On the water pump fault affecting only the Prius, Toyota said:’ There is an electrically driven water pump that circulates coolant through the hybrid components. There is a possibility that the electric motor installed in the water pump may stop functioning, leading to illumination of various warning lights in the instrument panel.
In limited instances, the water pump electric power supply circuit fuse may open causing the hybrid system to stop while the vehicle is being driven.’
‘Should this happen it will be indicated by a warning light being illuminated on the dashboard.’
It noted: ‘It is possible that some Prius will require attention for both issues.’
Toyota GB said: ‘Customer satisfaction is of paramount importance to Toyota. Consequently, Toyota has decided to conduct recall activity to replace the hybrid system water pump and check steering shaft performance on the affected cars.’
oyota GB said it will contact the owners of all affected vehicles within the next six weeks, asking them to make an appointment to bring their car to their nearest Toyota dealer.
Dealers will replace the hybrid system water pump and/or inspect the steering shaft: ‘If the steering shaft does not meet Toyota inspection criteria, it will be repaired.’
It said the water pump replacement ‘should take no more than an hour-and-a-half’.
If required, the steering shaft repair should be completed in an hour. This work will be carried out free of charge.
Owners are being directed to the Toyota GB web site (www.toyota.co.uk) where they can check their registration number and VIN numbers to see if their vehicle is within the affected range of production.
Toyota is Japan's biggest carmaker and for a period became the world’s biggest.
But experts say that dash for growth led to Toyota ‘taking its eye off the ball’ in terms of quality – something on which the Japanese car-maker had established a reputation so strong its ethos was taught in business schools – the ‘Toyota Way’.
Toyota's latest announcement pushes the number of recalls this year to more than 10 million, not far short of the number recalled in 2009 and 2010 over floormat and accelerator pedal issues.
That recall involved more than 12 million vehicles and led to fines from US regulators and reputational damage for Toyota whose sales suffered badly.
The Japanese carmaker is still trying to rebuild its reputation and regain customer trust after that fiasco, which saw the firm's head apologising to consumers.
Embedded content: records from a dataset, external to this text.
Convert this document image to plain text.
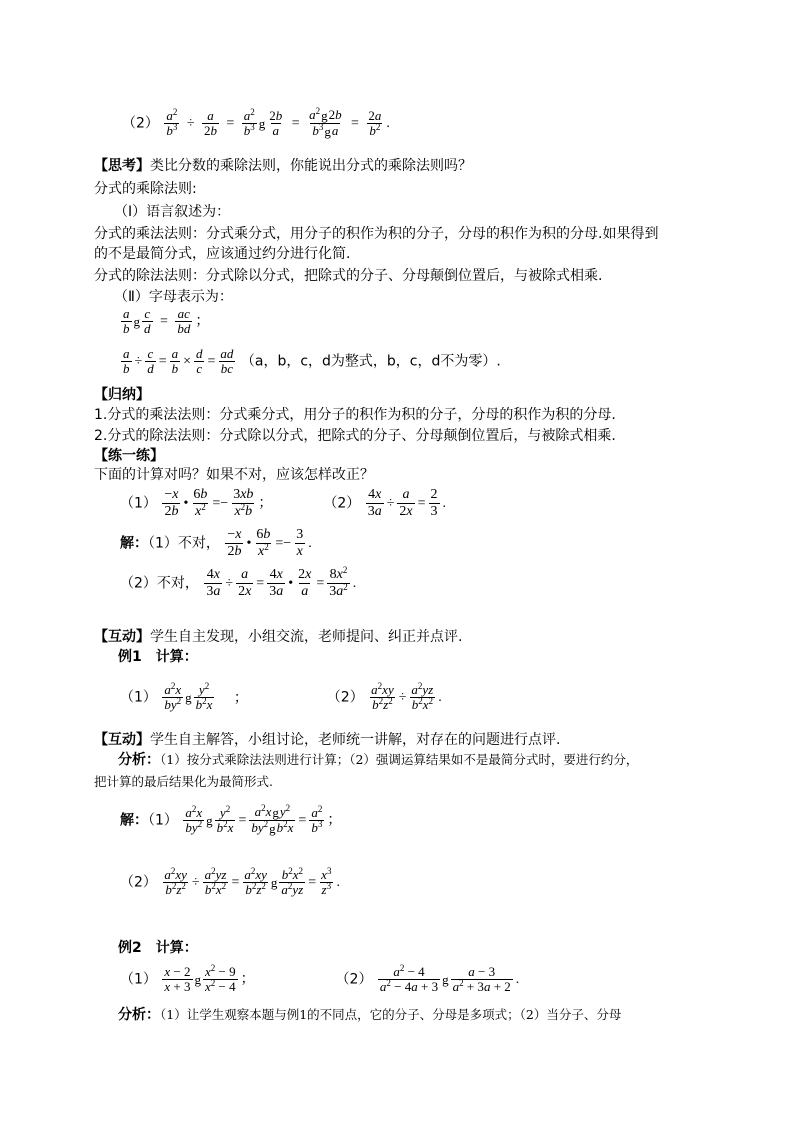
$(2) \frac{a^2}{b^3} \div \frac{a}{2b} = \frac{a^2}{b^3}$ g $\frac{2b}{a} = \frac{a^2g2b}{b^3ga} = \frac{2a}{b^2}$ .
【思考】类比分数的乘除法则，你能说出分式的乘除法则吗？
分式的乘除法则:
（Ⅰ）语言叙述为：
分式的乘法法则：分式乘分式，用分子的积作为积的分子，分母的积作为积的分母.如果得到
的不是最简分式，应该通过约分进行化简.
分式的除法法则：分式除以分式，把除式的分子、分母颠倒位置后，与被除式相乘.
（Ⅱ）字母表示为：
$\frac{a}{b}$ g $\frac{c}{d} = \frac{ac}{bd}$ ；
$\frac{a}{b} \div \frac{c}{d} = \frac{a}{b} \times \frac{d}{c} = \frac{ad}{bc} (a$，b，c，d为整式，b，c，d不为零）.
【归纳】
1.分式的乘法法则：分式乘分式，用分子的积作为积的分子，分母的积作为积的分母.
2.分式的除法法则：分式除以分式，把除式的分子、分母颠倒位置后，与被除式相乘.
【练一练】
下面的计算对吗？如果不对，应该怎样改正？
$(1) \frac{-x}{2b}$ • $\frac{6b}{x^2} =- \frac{3xb}{x^2b}$ ；	$(2) \frac{4x}{3a} \div \frac{a}{2x} = \frac{2}{3}$ .
解：（1）不对， $\frac{-x}{2b}$ • $\frac{6b}{x^2} =- \frac{3}{x}$ .
（2）不对， $\frac{4x}{3a} \div \frac{a}{2x} = \frac{4x}{3a}$ • $\frac{2x}{a} = \frac{8x^2}{3a^2}$ .
【互动】学生自主发现，小组交流，老师提问、纠正并点评.
例1　计算：
$(1) \frac{a^2x}{by^2}$ g $\frac{y^2}{b^2x}$ ；	$(2) \frac{a^2xy}{b^2z^2} \div \frac{a^2yz}{b^2x^2}$ .
【互动】学生自主解答，小组讨论，老师统一讲解，对存在的问题进行点评.
分析：（1）按分式乘除法法则进行计算；（2）强调运算结果如不是最简分式时，要进行约分，
把计算的最后结果化为最简形式.
解：$(1) \frac{a^2x}{by^2}$ g $\frac{y^2}{b^2x}$ =
$a^2xgy^2$
$by^2gb^2x = \frac{a^2}{b^3}$ ；
$(2) \frac{a^2xy}{b^2z^2} \div \frac{a^2yz}{b^2x^2} = \frac{a^2xy}{b^2z^2}$ g $\frac{b^2x^2}{a^2yz} = \frac{x^3}{z^3}$ .
例2　计算：
$(1) \frac{x - 2}{x + 3}$ g $\frac{x^2 - 9}{x^2 - 4}$ ；	$(2) \frac{a^2 - 4}{a^2 - 4a + 3}$ g $\frac{a - 3}{a^2 + 3a + 2}$ .
分析：（1）让学生观察本题与例1的不同点，它的分子、分母是多项式；（2）当分子、分母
But its efforts to do so have been dealt a blow over the past few weeks, as it has announced recalls totalling nearly 10 million vehicles.
However, some analysts said that while the latest recalls, which are voluntary, were a setback, they might not cause as much damage to its reputation as the ones in 2009.
Koichi Sugimoto, a motor industry analyst with BNP Paribas in Tokyo said: 'Nobody is perfect. Vehicles nowadays are very complicated. The company is taking appropriate measures to fix the problems, so I don't think this will cause significant damage to Toyota's reputation.'
But critics say Toyota's image as a producer of high quality cars has nevertheless been dented once again.